What is a Tube Amplifier or Vacuum Tube?

Let us know first the basic principles of electricity. Electricity is compose of electrons which can be found in all atoms and acts as the primary carrier of electricity in solids. If we talk about vacuum then there’s no air and matter to it. Electrons occupy space. Same positive charges repel while opposite charges attract. Way back to history, tests and technical activities are conducted to demonstrate clearly that electrons will not just only occupy space, but they can also be controlled. Researchers proved that, electrons flowing in a vacuum from a metal substance that is being heated which is considered as the cathode attracted to a positive charged substance known as the anode can be drawn by a magnetic field.

So amps in musical instruments such as a guitar, we’re very interested in manipulating the said electrons rather than showing images with our tube amps.

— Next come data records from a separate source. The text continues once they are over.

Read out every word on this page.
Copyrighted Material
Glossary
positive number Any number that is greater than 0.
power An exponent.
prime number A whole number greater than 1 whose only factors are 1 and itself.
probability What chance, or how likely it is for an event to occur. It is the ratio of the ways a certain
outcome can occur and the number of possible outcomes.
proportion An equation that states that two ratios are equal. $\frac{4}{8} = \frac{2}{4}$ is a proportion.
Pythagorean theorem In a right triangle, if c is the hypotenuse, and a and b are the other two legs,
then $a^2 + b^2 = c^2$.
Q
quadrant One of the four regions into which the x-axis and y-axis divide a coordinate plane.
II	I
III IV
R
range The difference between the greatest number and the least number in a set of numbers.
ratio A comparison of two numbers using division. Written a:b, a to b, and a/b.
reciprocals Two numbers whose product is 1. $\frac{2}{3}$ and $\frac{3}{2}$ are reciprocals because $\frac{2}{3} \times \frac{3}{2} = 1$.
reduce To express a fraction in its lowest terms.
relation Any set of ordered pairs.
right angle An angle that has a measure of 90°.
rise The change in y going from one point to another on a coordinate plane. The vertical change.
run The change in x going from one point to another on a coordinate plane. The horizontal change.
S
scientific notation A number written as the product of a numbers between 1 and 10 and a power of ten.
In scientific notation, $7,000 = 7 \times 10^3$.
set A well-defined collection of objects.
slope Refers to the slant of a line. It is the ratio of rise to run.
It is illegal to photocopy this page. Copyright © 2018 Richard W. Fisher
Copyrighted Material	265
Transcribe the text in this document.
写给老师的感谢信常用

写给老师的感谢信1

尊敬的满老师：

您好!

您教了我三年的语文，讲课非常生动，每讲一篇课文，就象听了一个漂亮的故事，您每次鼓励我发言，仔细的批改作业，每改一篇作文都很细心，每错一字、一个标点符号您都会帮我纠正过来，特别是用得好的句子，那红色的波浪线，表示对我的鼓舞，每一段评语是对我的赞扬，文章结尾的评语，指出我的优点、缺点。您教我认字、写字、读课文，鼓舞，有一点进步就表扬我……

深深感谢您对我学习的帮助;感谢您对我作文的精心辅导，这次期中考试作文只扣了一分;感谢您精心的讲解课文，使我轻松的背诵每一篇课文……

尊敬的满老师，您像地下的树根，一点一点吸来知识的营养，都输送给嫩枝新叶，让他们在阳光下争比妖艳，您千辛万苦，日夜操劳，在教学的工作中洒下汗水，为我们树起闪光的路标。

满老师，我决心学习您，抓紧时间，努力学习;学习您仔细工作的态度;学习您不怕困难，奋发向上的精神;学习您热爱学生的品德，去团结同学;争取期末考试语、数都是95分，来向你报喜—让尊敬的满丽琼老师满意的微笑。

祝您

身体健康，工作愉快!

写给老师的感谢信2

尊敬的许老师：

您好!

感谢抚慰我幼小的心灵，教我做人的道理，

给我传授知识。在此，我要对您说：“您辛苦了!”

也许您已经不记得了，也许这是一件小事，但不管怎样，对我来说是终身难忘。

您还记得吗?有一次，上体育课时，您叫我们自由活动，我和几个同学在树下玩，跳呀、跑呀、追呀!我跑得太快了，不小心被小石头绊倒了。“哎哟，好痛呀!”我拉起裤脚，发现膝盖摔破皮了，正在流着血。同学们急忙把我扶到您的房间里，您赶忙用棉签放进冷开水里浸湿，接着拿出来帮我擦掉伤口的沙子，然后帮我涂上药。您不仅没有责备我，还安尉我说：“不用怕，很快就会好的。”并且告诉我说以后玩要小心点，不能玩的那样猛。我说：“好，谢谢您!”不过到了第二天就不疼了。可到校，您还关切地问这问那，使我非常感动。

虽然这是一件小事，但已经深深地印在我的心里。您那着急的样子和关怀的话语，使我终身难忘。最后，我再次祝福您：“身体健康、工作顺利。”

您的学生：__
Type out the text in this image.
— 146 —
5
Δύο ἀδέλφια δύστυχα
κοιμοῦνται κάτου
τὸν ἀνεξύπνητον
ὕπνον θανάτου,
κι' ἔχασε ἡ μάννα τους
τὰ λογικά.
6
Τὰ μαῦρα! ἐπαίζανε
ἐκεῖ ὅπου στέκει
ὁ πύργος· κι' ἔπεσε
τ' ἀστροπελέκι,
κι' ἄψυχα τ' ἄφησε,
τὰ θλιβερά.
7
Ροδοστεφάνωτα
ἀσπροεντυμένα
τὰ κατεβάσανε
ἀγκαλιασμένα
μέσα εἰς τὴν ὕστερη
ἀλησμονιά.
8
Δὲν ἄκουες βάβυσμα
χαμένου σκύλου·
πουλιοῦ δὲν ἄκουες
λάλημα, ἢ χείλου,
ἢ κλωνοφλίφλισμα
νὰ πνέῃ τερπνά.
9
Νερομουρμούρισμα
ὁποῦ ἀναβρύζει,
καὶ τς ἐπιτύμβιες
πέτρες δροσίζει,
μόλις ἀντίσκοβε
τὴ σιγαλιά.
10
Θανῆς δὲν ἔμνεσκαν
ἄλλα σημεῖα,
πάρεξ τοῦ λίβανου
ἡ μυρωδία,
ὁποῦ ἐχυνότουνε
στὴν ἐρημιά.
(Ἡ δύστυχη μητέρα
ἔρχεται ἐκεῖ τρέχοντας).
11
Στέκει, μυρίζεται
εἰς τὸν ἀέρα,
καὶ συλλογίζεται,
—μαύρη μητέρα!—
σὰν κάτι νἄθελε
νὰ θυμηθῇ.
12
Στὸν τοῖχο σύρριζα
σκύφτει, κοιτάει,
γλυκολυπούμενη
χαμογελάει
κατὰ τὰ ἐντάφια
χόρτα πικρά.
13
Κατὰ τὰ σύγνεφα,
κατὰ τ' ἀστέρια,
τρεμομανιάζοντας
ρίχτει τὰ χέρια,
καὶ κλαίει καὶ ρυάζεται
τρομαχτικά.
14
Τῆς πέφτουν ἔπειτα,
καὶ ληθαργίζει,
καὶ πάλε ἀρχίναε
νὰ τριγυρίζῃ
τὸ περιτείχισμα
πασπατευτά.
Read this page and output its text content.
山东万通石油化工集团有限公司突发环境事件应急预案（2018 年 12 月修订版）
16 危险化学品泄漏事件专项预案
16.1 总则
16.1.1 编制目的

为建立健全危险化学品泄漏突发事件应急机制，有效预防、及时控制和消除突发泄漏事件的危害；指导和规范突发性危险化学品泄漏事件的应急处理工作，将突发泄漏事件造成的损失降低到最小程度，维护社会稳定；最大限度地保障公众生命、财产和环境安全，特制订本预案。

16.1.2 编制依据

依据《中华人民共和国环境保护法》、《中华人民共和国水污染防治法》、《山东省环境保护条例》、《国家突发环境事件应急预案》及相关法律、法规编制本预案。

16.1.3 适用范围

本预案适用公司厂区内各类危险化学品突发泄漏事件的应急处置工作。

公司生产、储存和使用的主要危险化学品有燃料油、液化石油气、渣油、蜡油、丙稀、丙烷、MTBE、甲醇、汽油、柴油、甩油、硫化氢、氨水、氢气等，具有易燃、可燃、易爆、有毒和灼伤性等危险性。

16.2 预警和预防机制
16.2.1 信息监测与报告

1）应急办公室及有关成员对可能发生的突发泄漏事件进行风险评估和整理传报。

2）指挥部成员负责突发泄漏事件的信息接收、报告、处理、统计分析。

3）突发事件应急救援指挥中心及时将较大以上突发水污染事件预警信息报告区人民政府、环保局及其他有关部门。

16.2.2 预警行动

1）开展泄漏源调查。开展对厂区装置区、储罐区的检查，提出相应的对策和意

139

It goes like this: We can see a glass envelope In the center of a tube which is a negatively charge element that carries just a minimal number of anode (positive charge), and it releases a countless electrons when it’s ready to be heated. Anode surrounds the cathode typically call it as the plate. The plate that carries anode are ready to pull the cathode’s electrons towards it. The anode’s plate, the cathode’s minimal positive charge makes the cathode seem to be negative. In a vacuum, these two elements if you put it in and power these up, electrons will react towards the plate. Adding the third element which is the grid of the two, then scientifically the electrons can be under control. Therefore, when you place cathode close to the grid and connect it, the grid to the relatively small amount of voltage coming from your musical instrument or device pickups, it can create something amazing: Small signals produce plenty of electrons, with this making the electrons travel to the plate. Electrons rushing from the cathode to the plate reflecting the signal from the device, amplifying to create multiple signals.

Now, let’s go back to cathode. Electric voltage is definitely relative because same charges repel while opposite charges attract known as the law of reaction. Therefore, cathode close to the negative grid will keep those electrons with negative charges in the right position until the musical instrument’s signal is ready to strike the grid positively to release them.